Essa dificuldade que temos se explica, em parte, pelo de fato de que, enquanto vivemos neste mundo, não nos é dado ver a operação manifesta da Divina Providência, até por causa de nossa liberdade e para o bem de nossa regeneração. Se olharmos em volta, examinando com o entendimento natural e os sentidos do corpo, não veremos nenhuma prova material de que o Senhor está operando e governando. Parece que tudo seria mais fácil se víssemos a mão Divina agindo em algumas circunstâncias, mas não vemos. E é por isso que o homem natural duvida da existência de Deus ou de Seu governo, quando vê desastres, tragédias e acidentes, ou mesmo quando infortúnios menores e mesquinhos lhe perturbam a marcha das coisas materiais.
Quando a Igreja nos ensina que Deus governa o universo, e que é Ele que mantém em ordem as estrelas e as órbitas dos planetas, nós, que temos uma religião, aceitamos sem dificuldade, pois estas são coisas mais gerais, muito grandes e, por assim, dizer, estão mais distantes de nossa realidade. Mesmo quando ouvimos que Ele é que mantém viva e em atividade cada célula de nosso corpo e cada uma das menores criaturas do reino vegetal e animal. Mas a fé nessas verdades implica aceitar a mesma operação e o mesmo governo nas coisas maiores e menores de nossa vida, em todas e cada uma delas, nos grandes mas também nos pequenos acontecimentos, a cada segundo do nosso dia a dia. Implica aceitar que todas essas coisas acontecem, aconteceram e acontecerão somente porque ou o Senhor quer, se forem boas, ou porque Ele as tem de permitir, se forem más para dali tirar um bem que as suplante. Pois a verdade é que cada coisa tem uma importância e um uso que muitas vezes não nos é claro, pois só serão desvendadas na eternidade, como Ele disse em Jeremias 30:24: "No fim dos dias entendereis isto".

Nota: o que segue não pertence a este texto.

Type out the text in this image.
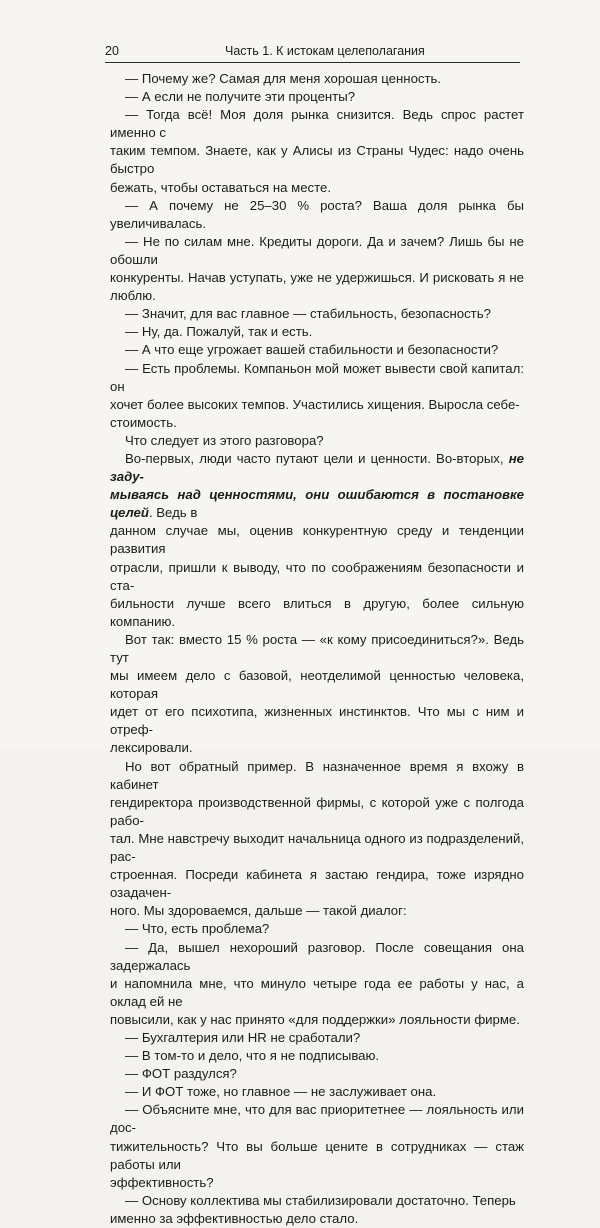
20	Часть 1. К истокам целеполагания

— Почему же? Самая для меня хорошая ценность.

— А если не получите эти проценты?

— Тогда всё! Моя доля рынка снизится. Ведь спрос растет именно с
таким темпом. Знаете, как у Алисы из Страны Чудес: надо очень быстро
бежать, чтобы оставаться на месте.

— А почему не 25–30 % роста? Ваша доля рынка бы увеличивалась.

— Не по силам мне. Кредиты дороги. Да и зачем? Лишь бы не обошли
конкуренты. Начав уступать, уже не удержишься. И рисковать я не люблю.

— Значит, для вас главное — стабильность, безопасность?

— Ну, да. Пожалуй, так и есть.

— А что еще угрожает вашей стабильности и безопасности?

— Есть проблемы. Компаньон мой может вывести свой капитал: он
хочет более высоких темпов. Участились хищения. Выросла себе-
стоимость.

Что следует из этого разговора?

Во-первых, люди часто путают цели и ценности. Во-вторых, не заду-
мываясь над ценностями, они ошибаются в постановке целей. Ведь в
данном случае мы, оценив конкурентную среду и тенденции развития
отрасли, пришли к выводу, что по соображениям безопасности и ста-
бильности лучше всего влиться в другую, более сильную компанию.

Вот так: вместо 15 % роста — «к кому присоединиться?». Ведь тут
мы имеем дело с базовой, неотделимой ценностью человека, которая
идет от его психотипа, жизненных инстинктов. Что мы с ним и отреф-
лексировали.

Но вот обратный пример. В назначенное время я вхожу в кабинет
гендиректора производственной фирмы, с которой уже с полгода рабо-
тал. Мне навстречу выходит начальница одного из подразделений, рас-
строенная. Посреди кабинета я застаю гендира, тоже изрядно озадачен-
ного. Мы здороваемся, дальше — такой диалог:

— Что, есть проблема?

— Да, вышел нехороший разговор. После совещания она задержалась
и напомнила мне, что минуло четыре года ее работы у нас, а оклад ей не
повысили, как у нас принято «для поддержки» лояльности фирме.

— Бухгалтерия или HR не сработали?

— В том-то и дело, что я не подписываю.

— ФОТ раздулся?

— И ФОТ тоже, но главное — не заслуживает она.

— Объясните мне, что для вас приоритетнее — лояльность или дос-
тижительность? Что вы больше цените в сотрудниках — стаж работы или
эффективность?

— Основу коллектива мы стабилизировали достаточно. Теперь
именно за эффективностью дело стало.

Reflitamos um pouco sobre o que está envolvido nessa crença. Se olhamos pela janela agora e vemos um pardal passar voando, devemos crer que isto foi uma ação da Divina Providência. O percurso do vôo, a altura, a direção, o sentido, tudo foi determinado pela sabedoria Divina. E isto deve ter causado uma impressão qualquer em nosso sentido de visão, impressão que, por mais insignificante que pareça, ficará registrada na memória de nosso espírito e terá um uso determinado na vida eterna, difícil de sabermos qual. Mas uma coisa aparentemente tão banal, teve necessariamente um uso, senão não teria acontecido. Pois existe uma razão celeste em todas as coisas do mundo natural. Este plano em que vivemos é apenas o plano dos efeitos produzidos pelo influxo espiritual. Os propósitos e as causas ou razões das coisas estão, não aqui, mas nos reinos celeste e espiritual. Há um sentido Divino, um efeito da Divina Providência em cada uma das coisas e em todas as circunstâncias de nossa vida, quer acreditemos, quer não. Nada, absolutamente nada, pode jamais escapar do controle desse governo soberano do Pai eterno, desde as menores coisas materiais até as menores espirituais, que são os detalhes mais ínfimos e mais obscuros de nosso pensamento. Tudo só existe pela Vida Divina, só é pelo Divino Ser e só se move pela Divina operação.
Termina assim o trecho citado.